Quando Malpela si invaghì (mio malgrado) di questo elemento fortemente disturbato cercai di dissuaderla in tutti i modi possibili: dalla ironia più tagliente al sarcasmo spietato. Era un continuo fraintendimento. Prima si avvicina, poi si allontana, ti abbraccia e poi si tira indietro, ti bacia e poi ti dice “sei un’amica importante per me”. Il tutto condito da comportamenti primordiali e di difficile interpretazione. Una autentica rarità.

L’esasperazione raggiunse il picco durante l’estate: caldo, creme suadenti e vigore fisico? no. Lo vidi in costume. La trippa di birra arrivava, floscia come i suoi approcci amorosi, a coprire il suo costume (dei boxer rigorosamente verdi). Obbligai Malpela a chiuderla li, senza se e senza ma.

Chi formulò la frase “il fascino della divisa” adottandolo come concetto intriso di assoluta verità, evidentemente non ha mai conosciuto davvero un militare. O non è a conoscenza del significato di “fascino”.

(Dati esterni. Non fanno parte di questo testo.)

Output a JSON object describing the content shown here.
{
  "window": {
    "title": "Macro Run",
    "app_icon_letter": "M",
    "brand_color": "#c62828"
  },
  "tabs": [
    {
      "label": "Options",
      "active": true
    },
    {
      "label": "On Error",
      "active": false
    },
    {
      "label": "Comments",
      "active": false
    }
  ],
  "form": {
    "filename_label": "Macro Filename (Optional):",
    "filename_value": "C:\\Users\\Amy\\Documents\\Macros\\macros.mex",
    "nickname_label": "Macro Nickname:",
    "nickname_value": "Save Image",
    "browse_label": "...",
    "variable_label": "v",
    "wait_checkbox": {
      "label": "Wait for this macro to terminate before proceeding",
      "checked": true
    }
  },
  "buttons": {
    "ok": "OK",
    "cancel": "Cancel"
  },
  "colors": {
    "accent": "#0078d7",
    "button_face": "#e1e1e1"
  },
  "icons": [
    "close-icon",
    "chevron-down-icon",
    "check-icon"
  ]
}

Purtroppo, ad esser caduta nel profondo baratro della banalità, stavolta, toccò a me: il Volontario Forma Breve. Un esemplare che popola di tanto in tanto in modo massivo la fauna nostrana. Di lui ricordo solo l’eccessiva timidezza (pari solo alla sua demenza), il pregiudizio facile, la stempiatura da recluta e quel vomitevole atteggiarsi a figo pur non conoscendo nemmeno metà delle opere di Calvino. Parliamone.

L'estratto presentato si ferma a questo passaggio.